Келльская пророчица - Эддингс Дэвид. Страница 89

– Ну, это я прекрасно понимаю, – запальчиво ответила королева.

– Разумеется, ведь ты сама толнедрийка.

– Но почему ты сам этим не занимаешься?

– А я все уже уладил, Сенедра. – Шелк с улыбкой потер массивный золотой перстень о жемчужно-серую ткань камзола. – Однако когда об этом узнает Вэрен, он наверняка страшно на меня рассердится.

– Но что ты натворил?

– Когда мы будем в море, я расскажу тебе все. Ты ведь из династии Боурунов, а семейственность – сила великая. Я ни в коем случае не допущу, чтобы ты испортила сюрприз, который я приготовил для твоего дядюшки или как там его...

* * *

Они двигались на север вдоль западного побережья, затем вошли в устье реки Аренды и проплыли еще несколько лиг на запад, в сторону Во-Мимбра. Потом сошли на берег и продолжили путь в сторону славного города мимбрийских арендийцев уже верхом.

Двор короля Кородуллина прямо-таки потрясла привезенная Мандорелленом весть о том, что на другом краю света живут и здравствуют их братья арендийцы. Придворные писаки тотчас же забились в библиотеки и принялись сочинять достойные ответы на приветствия, присланные королем Ольдорином.

Однако копия Дал-Периворского договора, представленная Лелдорином, крайне озаботила нескольких самых искушенных в политике придворных Кородуллина.

– Опасаюсь, ваши королевские величества, – обратился пожилой придворный к Кородуллину и Майясеране, – что наша бедная Арендия вновь отстала от прочих просвещенных государств. Прежде мы всегда находили некоторое утешение в вечных распрях между Алорией и Ангараком, а также в конфликте Маллореи и Хтол-Мургоса, полагая, вероятно, что их вражда в некоей мере извиняет наши внутренние беспорядки. Отныне, похоже, мы лишены и этого слабого утешения. Неужели смиримся мы с тем, что лишь в нашем злосчастном королевстве правят злоба и брат идет на брата? Не стыдно ли нам будет глядеть в глаза всему просвещенному миру?

– Я нахожу речи ваши в высшей степени оскорбительными, – презрительно бросил в лицо старику какой-то заносчивый зеленый барон. – Ни один истинный мимбриец не имеет права пренебречь законами чести!

– Я говорил не только о мимбрийцах, – мягко объяснил юнцу старик. – Я имел в виду и арендийцев, и астурийцев, но и мимбрийцев, разумеется, тоже.

– У астурийцев нет чести! – презрительно фыркнул барон.

Рука Лелдорина потянулась к рукояти меча.

– О нет, мой юный друг, – остановил разгорячившегося юношу Мандореллен. – Здесь, в присутствии многих, оскорблена честь мимбрийца. И я считаю своим долгом ответить обидчику как подобает. – Он выступил вперед. – Но, возможно, вы поторопились, господин барон, и возьмете свои слова назад, покуда еще не поздно?

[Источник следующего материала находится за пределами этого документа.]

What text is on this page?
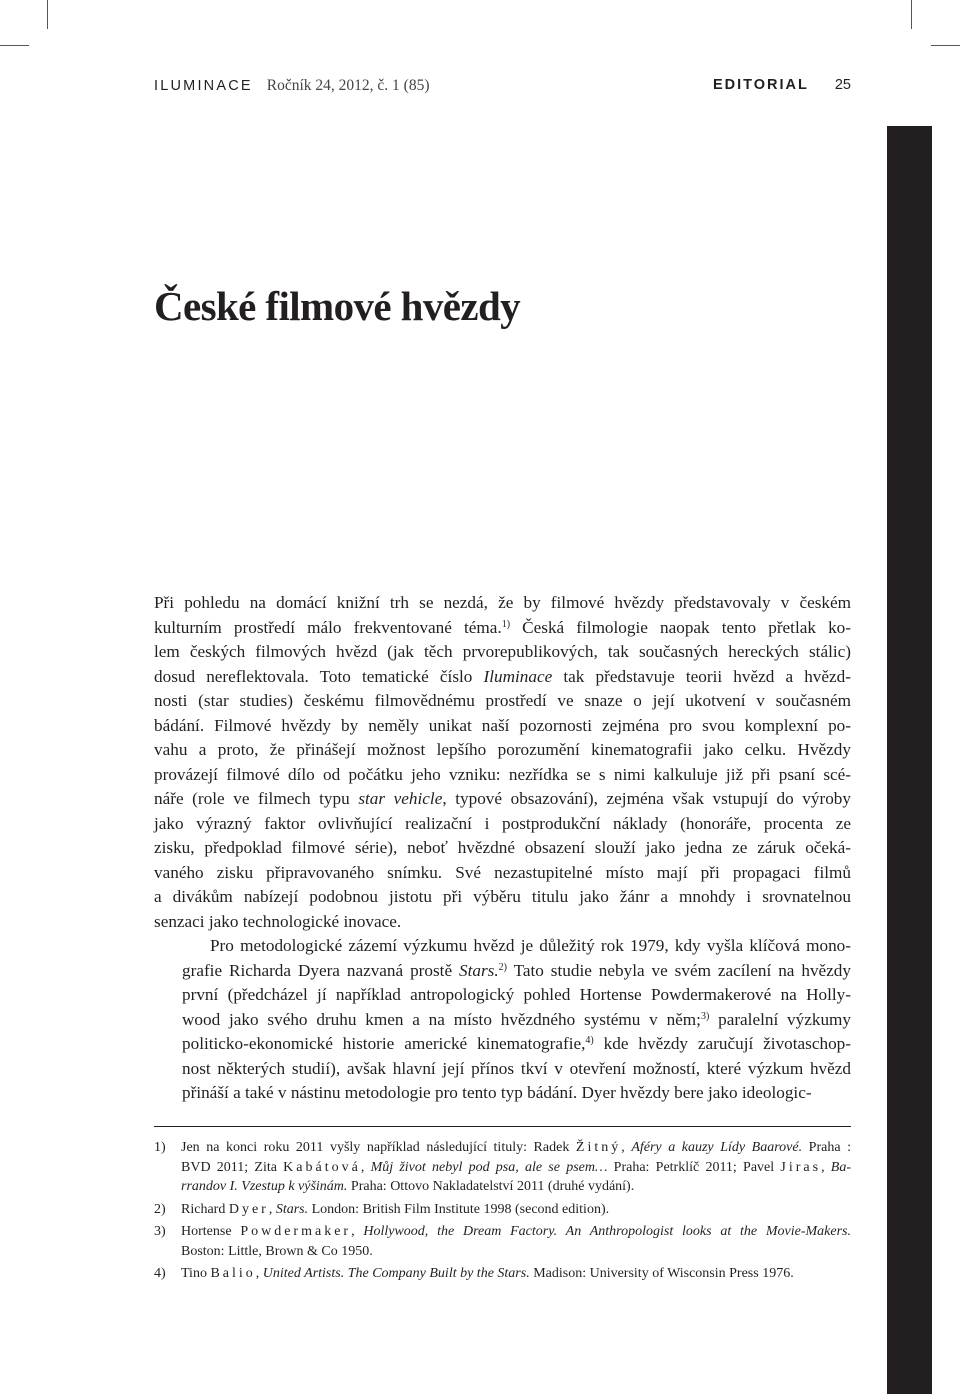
ILUMINACE Ročník 24, 2012, č. 1 (85)	EDITORIAL 25
České filmové hvězdy

Při pohledu na domácí knižní trh se nezdá, že by filmové hvězdy představovaly v českém
kulturním prostředí málo frekventované téma.$^{1)}$ Česká filmologie naopak tento přetlak ko-
lem českých filmových hvězd (jak těch prvorepublikových, tak současných hereckých stálic)
dosud nereflektovala. Toto tematické číslo Iluminace tak představuje teorii hvězd a hvězd-
nosti (star studies) českému filmovědnému prostředí ve snaze o její ukotvení v současném
bádání. Filmové hvězdy by neměly unikat naší pozornosti zejména pro svou komplexní po-
vahu a proto, že přinášejí možnost lepšího porozumění kinematografii jako celku. Hvězdy
provázejí filmové dílo od počátku jeho vzniku: nezřídka se s nimi kalkuluje již při psaní scé-
náře (role ve filmech typu star vehicle, typové obsazování), zejména však vstupují do výroby
jako výrazný faktor ovlivňující realizační i postprodukční náklady (honoráře, procenta ze
zisku, předpoklad filmové série), neboť hvězdné obsazení slouží jako jedna ze záruk očeká-
vaného zisku připravovaného snímku. Své nezastupitelné místo mají při propagaci filmů
a divákům nabízejí podobnou jistotu při výběru titulu jako žánr a mnohdy i srovnatelnou
senzaci jako technologické inovace.

Pro metodologické zázemí výzkumu hvězd je důležitý rok 1979, kdy vyšla klíčová mono-
grafie Richarda Dyera nazvaná prostě Stars.$^{2)}$ Tato studie nebyla ve svém zacílení na hvězdy
první (předcházel jí například antropologický pohled Hortense Powdermakerové na Holly-
wood jako svého druhu kmen a na místo hvězdného systému v něm;$^{3)}$ paralelní výzkumy
politicko-ekonomické historie americké kinematografie,$^{4)}$ kde hvězdy zaručují životaschop-
nost některých studií), avšak hlavní její přínos tkví v otevření možností, které výzkum hvězd
přináší a také v nástinu metodologie pro tento typ bádání. Dyer hvězdy bere jako ideologic-

1) Jen na konci roku 2011 vyšly například následující tituly: Radek Žitný, Aféry a kauzy Lídy Baarové. Praha :
BVD 2011; Zita Kabátová, Můj život nebyl pod psa, ale se psem… Praha: Petrklíč 2011; Pavel Jiras, Ba-
rrandov I. Vzestup k výšinám. Praha: Ottovo Nakladatelství 2011 (druhé vydání).
2) Richard Dyer, Stars. London: British Film Institute 1998 (second edition).
3) Hortense Powdermaker, Hollywood, the Dream Factory. An Anthropologist looks at the Movie-Makers.
Boston: Little, Brown & Co 1950.
4) Tino Balio, United Artists. The Company Built by the Stars. Madison: University of Wisconsin Press 1976.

– Я сказал то, что сказал, господин рыцарь! – воскликнул зарвавшийся сорвиголова – здраво мыслить он был уже не в силах.

– Вы неуважительно говорили с почтенным королевским советником, – твердо продолжал Мандореллен, – притом еще и смертельно оскорбили наших северных братьев!

– У меня нет братьев среди астурийцев! – высокомерно объявил юнец. – Эти еретики, подлецы и изменники мне не родня!

Мандореллен тяжело вздохнул.

– Прошу вас покорнейше простить меня, ваше величество, – обратился он к королю. – Лучше будет попросить дам удалиться, ибо говорить я намерен со всей серьезностью.

Но ни одна сила на земле не способна была сейчас заставить придворных дам покинуть Тронный зал.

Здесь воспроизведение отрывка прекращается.